Contact: Kirstin Snow

Statement of PA Budget and Policy Center on PA Supreme Court Decision on Congressional Maps

by Marc Stier

 

There are two critical requirements of a congressional redistricting plan: it does not favor one party or another, and it allows shifts in voters’ choices to be reflected in who is elected to Congress. The Pennsylvania Supreme Court’s choice of a congressional map meets both standards. In a state with a small Democratic edge in registration, seven of the 17 districts lean Democratic, while six lean Republican. And four districts—1, 7, 8, and 17—are competitive. If voters in the state tilt toward the Democrats, Democrats are likely to hold a majority of the Pennsylvania seats in the U.S. House of Representatives. If the voters tilt Republican, Republicans are likely to do so. In addition to allowing shifts in political opinion to change the composition of Congress, competitive districts also help ensure that representatives are responsive and accountable to all voters, rather than to the extreme members of their own party.

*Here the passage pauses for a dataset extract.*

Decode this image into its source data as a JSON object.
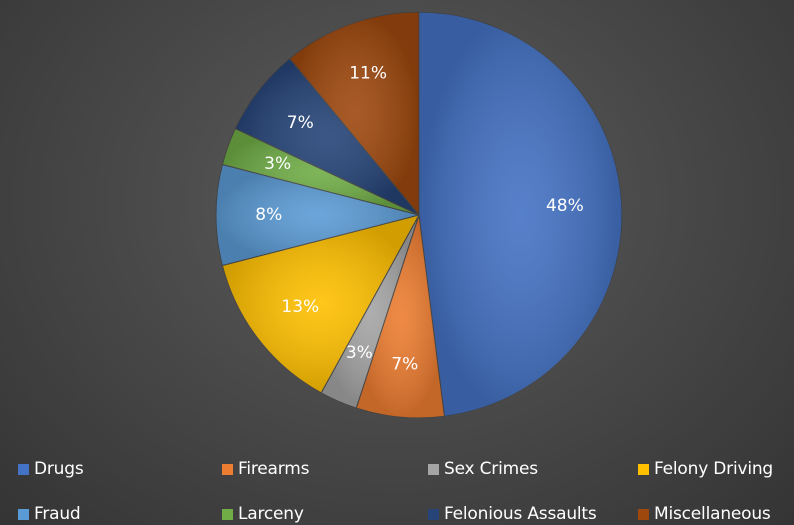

At a time when our democracy is under attack from many directions, the Pennsylvania Supreme Court has done an admirable job in defending it.

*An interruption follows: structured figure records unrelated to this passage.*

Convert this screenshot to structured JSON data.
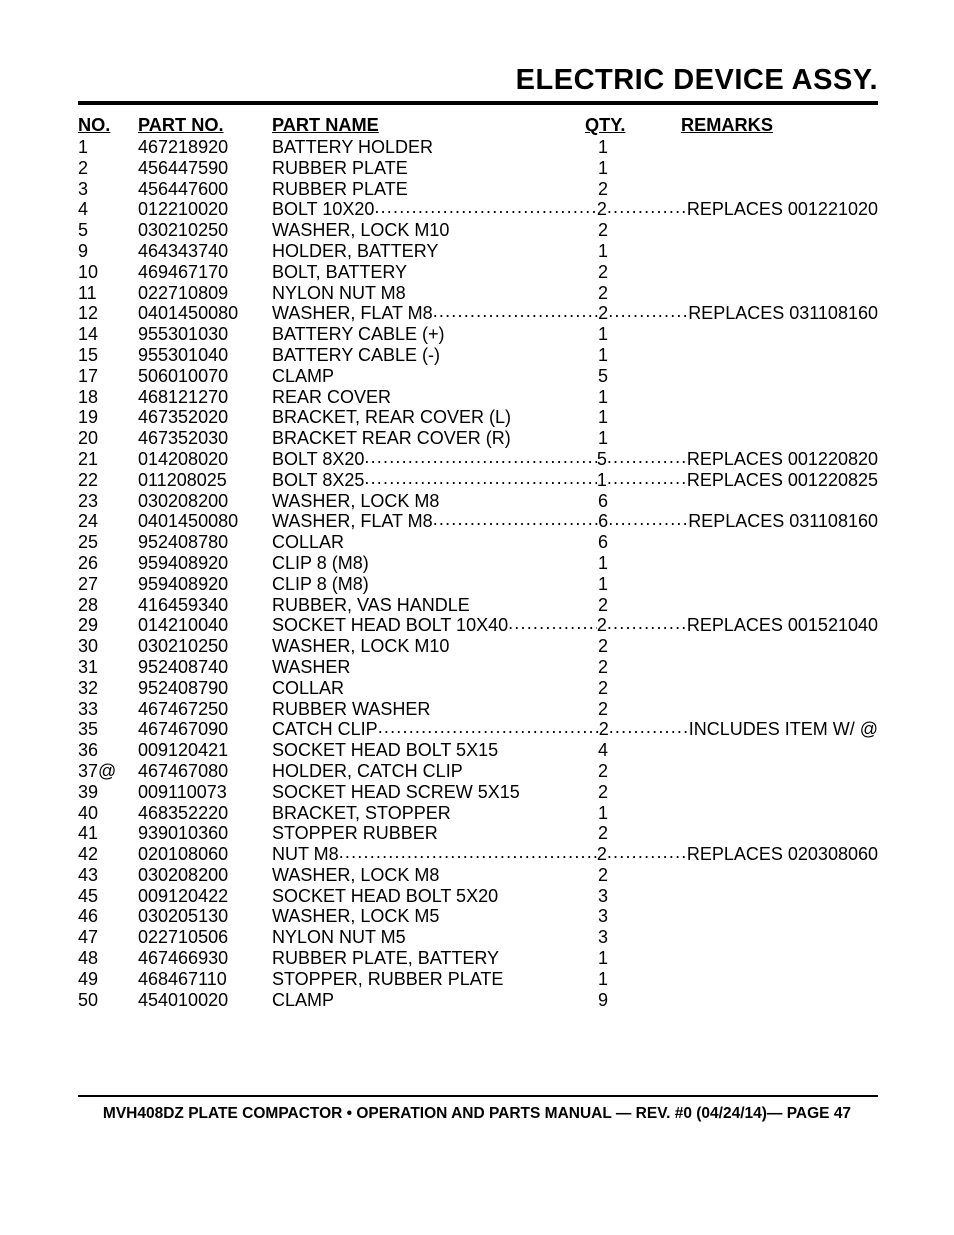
{
  "title": "Electric Device Assy.",
  "headers": {
    "no": "NO.",
    "partno": "PART NO.",
    "partname": "PART NAME",
    "qty": "QTY.",
    "remarks": "REMARKS"
  },
  "rows": [
    {
      "no": "1",
      "partno": "467218920",
      "name": "BATTERY HOLDER",
      "qty": "1",
      "remarks": "",
      "leader": false
    },
    {
      "no": "2",
      "partno": "456447590",
      "name": "RUBBER PLATE",
      "qty": "1",
      "remarks": "",
      "leader": false
    },
    {
      "no": "3",
      "partno": "456447600",
      "name": "RUBBER PLATE",
      "qty": "2",
      "remarks": "",
      "leader": false
    },
    {
      "no": "4",
      "partno": "012210020",
      "name": "BOLT 10X20",
      "qty": "2",
      "remarks": "REPLACES 001221020",
      "leader": true
    },
    {
      "no": "5",
      "partno": "030210250",
      "name": "WASHER, LOCK M10",
      "qty": "2",
      "remarks": "",
      "leader": false
    },
    {
      "no": "9",
      "partno": "464343740",
      "name": "HOLDER, BATTERY",
      "qty": "1",
      "remarks": "",
      "leader": false
    },
    {
      "no": "10",
      "partno": "469467170",
      "name": "BOLT, BATTERY",
      "qty": "2",
      "remarks": "",
      "leader": false
    },
    {
      "no": "11",
      "partno": "022710809",
      "name": "NYLON NUT M8",
      "qty": "2",
      "remarks": "",
      "leader": false
    },
    {
      "no": "12",
      "partno": " 0401450080",
      "name": "WASHER, FLAT M8 ",
      "qty": "2",
      "remarks": "REPLACES 031108160",
      "leader": true
    },
    {
      "no": "14",
      "partno": "955301030",
      "name": "BATTERY CABLE (+)",
      "qty": "1",
      "remarks": "",
      "leader": false
    },
    {
      "no": "15",
      "partno": "955301040",
      "name": "BATTERY CABLE (-)",
      "qty": "1",
      "remarks": "",
      "leader": false
    },
    {
      "no": "17",
      "partno": "506010070",
      "name": "CLAMP",
      "qty": "5",
      "remarks": "",
      "leader": false
    },
    {
      "no": "18",
      "partno": "468121270",
      "name": "REAR COVER",
      "qty": "1",
      "remarks": "",
      "leader": false
    },
    {
      "no": "19",
      "partno": "467352020",
      "name": "BRACKET, REAR COVER (L)",
      "qty": "1",
      "remarks": "",
      "leader": false
    },
    {
      "no": "20",
      "partno": "467352030",
      "name": "BRACKET REAR COVER (R)",
      "qty": "1",
      "remarks": "",
      "leader": false
    },
    {
      "no": "21",
      "partno": " 014208020",
      "name": "BOLT 8X20",
      "qty": "5",
      "remarks": "REPLACES 001220820",
      "leader": true
    },
    {
      "no": "22",
      "partno": " 011208025",
      "name": "BOLT 8X25",
      "qty": "1",
      "remarks": "REPLACES 001220825",
      "leader": true
    },
    {
      "no": "23",
      "partno": "030208200",
      "name": "WASHER, LOCK M8",
      "qty": "6",
      "remarks": "",
      "leader": false
    },
    {
      "no": "24",
      "partno": " 0401450080",
      "name": "WASHER, FLAT M8 ",
      "qty": "6",
      "remarks": "REPLACES 031108160",
      "leader": true
    },
    {
      "no": "25",
      "partno": "952408780",
      "name": "COLLAR",
      "qty": "6",
      "remarks": "",
      "leader": false
    },
    {
      "no": "26",
      "partno": "959408920",
      "name": "CLIP 8 (M8)",
      "qty": "1",
      "remarks": "",
      "leader": false
    },
    {
      "no": "27",
      "partno": "959408920",
      "name": "CLIP 8 (M8)",
      "qty": "1",
      "remarks": "",
      "leader": false
    },
    {
      "no": "28",
      "partno": "416459340",
      "name": "RUBBER, VAS HANDLE",
      "qty": "2",
      "remarks": "",
      "leader": false
    },
    {
      "no": "29",
      "partno": "014210040",
      "name": "SOCKET HEAD BOLT 10X40",
      "qty": "2",
      "remarks": "REPLACES 001521040",
      "leader": true
    },
    {
      "no": "30",
      "partno": "030210250",
      "name": "WASHER, LOCK M10",
      "qty": "2",
      "remarks": "",
      "leader": false
    },
    {
      "no": "31",
      "partno": "952408740",
      "name": "WASHER",
      "qty": "2",
      "remarks": "",
      "leader": false
    },
    {
      "no": "32",
      "partno": "952408790",
      "name": "COLLAR",
      "qty": "2",
      "remarks": "",
      "leader": false
    },
    {
      "no": "33",
      "partno": "467467250",
      "name": "RUBBER WASHER",
      "qty": "2",
      "remarks": "",
      "leader": false
    },
    {
      "no": "35",
      "partno": "467467090",
      "name": "CATCH CLIP ",
      "qty": "2",
      "remarks": "INCLUDES ITEM W/ @",
      "leader": true
    },
    {
      "no": "36",
      "partno": "009120421",
      "name": "SOCKET HEAD BOLT 5X15",
      "qty": "4",
      "remarks": "",
      "leader": false
    },
    {
      "no": "37@",
      "partno": "467467080",
      "name": "HOLDER, CATCH CLIP",
      "qty": "2",
      "remarks": "",
      "leader": false
    },
    {
      "no": "39",
      "partno": "009110073",
      "name": "SOCKET HEAD SCREW 5X15",
      "qty": "2",
      "remarks": "",
      "leader": false
    },
    {
      "no": "40",
      "partno": "468352220",
      "name": "BRACKET, STOPPER",
      "qty": "1",
      "remarks": "",
      "leader": false
    },
    {
      "no": "41",
      "partno": "939010360",
      "name": "STOPPER RUBBER",
      "qty": "2",
      "remarks": "",
      "leader": false
    },
    {
      "no": "42",
      "partno": "020108060",
      "name": "NUT M8 ",
      "qty": "2",
      "remarks": "REPLACES 020308060",
      "leader": true
    },
    {
      "no": "43",
      "partno": "030208200",
      "name": "WASHER, LOCK M8",
      "qty": "2",
      "remarks": "",
      "leader": false
    },
    {
      "no": "45",
      "partno": "009120422",
      "name": "SOCKET HEAD BOLT 5X20",
      "qty": "3",
      "remarks": "",
      "leader": false
    },
    {
      "no": "46",
      "partno": "030205130",
      "name": "WASHER, LOCK M5",
      "qty": "3",
      "remarks": "",
      "leader": false
    },
    {
      "no": "47",
      "partno": "022710506",
      "name": "NYLON NUT M5",
      "qty": "3",
      "remarks": "",
      "leader": false
    },
    {
      "no": "48",
      "partno": "467466930",
      "name": "RUBBER PLATE, BATTERY",
      "qty": "1",
      "remarks": "",
      "leader": false
    },
    {
      "no": "49",
      "partno": "468467110",
      "name": "STOPPER, RUBBER PLATE",
      "qty": "1",
      "remarks": "",
      "leader": false
    },
    {
      "no": "50",
      "partno": "454010020",
      "name": "CLAMP",
      "qty": "9",
      "remarks": "",
      "leader": false
    }
  ],
  "footer": "MVH408DZ PLATE COMPACTOR • OPERATION AND PARTS MANUAL — REV. #0 (04/24/14)— PAGE 47"
}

One implicit part of the Court’s decision should be noted. The Court apparently rejected the Republican claim that the congressional maps should heavily tilt toward Republican because of the “natural political geography” of the state, that is, the tendency of Democrats to live together in urban areas. This argument is found in Commonwealth Court Judge Patricia A. McCullough’s opinion recommending the House Republican plan for congressional districts as well as in state Representative Kerry Benninghoff’s lawsuit rejecting the legislative maps chosen by the Legislative Reapportionment Commission (LRC).

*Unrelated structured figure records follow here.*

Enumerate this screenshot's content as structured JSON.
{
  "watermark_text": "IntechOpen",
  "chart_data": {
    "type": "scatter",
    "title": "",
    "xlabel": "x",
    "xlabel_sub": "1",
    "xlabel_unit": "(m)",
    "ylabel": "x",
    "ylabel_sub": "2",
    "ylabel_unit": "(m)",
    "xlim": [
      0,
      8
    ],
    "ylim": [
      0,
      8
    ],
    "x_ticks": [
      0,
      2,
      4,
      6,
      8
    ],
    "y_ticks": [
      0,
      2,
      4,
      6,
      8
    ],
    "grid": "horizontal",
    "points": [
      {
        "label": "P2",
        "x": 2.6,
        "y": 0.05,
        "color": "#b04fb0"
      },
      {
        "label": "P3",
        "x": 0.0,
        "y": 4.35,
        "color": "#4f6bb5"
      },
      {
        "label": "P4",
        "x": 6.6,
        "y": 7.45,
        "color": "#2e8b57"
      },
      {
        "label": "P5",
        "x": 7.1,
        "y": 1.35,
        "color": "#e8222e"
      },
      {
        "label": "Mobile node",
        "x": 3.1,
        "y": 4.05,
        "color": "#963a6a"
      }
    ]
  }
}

It is good to see this argument rejected for there is no such thing as “natural political geography.” That Democrats tend to live together in urban areas is a product not of individual choices but of a long history of public policy that has led to the flight of a disproportionately white middle class from our cities to the suburbs leaving a concentration of disproportionately Black, poor, and working-class people in our cities. Those public policies include transportation infrastructure that encouraged white flight; redlining, which undermined urban neighborhoods and limited the ability of Black people to accumulate wealth; racist deed covenants that, until recently, blocked Black people from moving to the suburbs; and zoning laws that make it difficult to build low-income housing in the suburbs.

Given this history, there is a strong case to be made that not only the Pennsylvania Constitution but the 14th Amendment to the United States Constitution and the federal Voting Rights Act requires that the political mapmakers make an effort to draw lines that minimize rather than recognize any so-called “natural” Republican political advantage. This would go a long way in ensuring that voters in urban communities, and especially Black and Latino voters, are able to elect legislators who represent them, not just by being packed into small districts that overwhelmingly elect Democrats but by being spread into a larger number of districts where they can form coalitions with other voters to elect legislators who will represent their interests.

New research shows that breaking down racial segregation—which has been increasing, not decreasing, in recent years—is a key to reducing partisan division based on race. We have a long way to go in addressing racial segregation, but a good first step is to draw legislative districts that encourage Black and white people to work together politically. That is what the Supreme Court’s congressional maps and LRC’s state House district maps have done. We should applaud them for that work.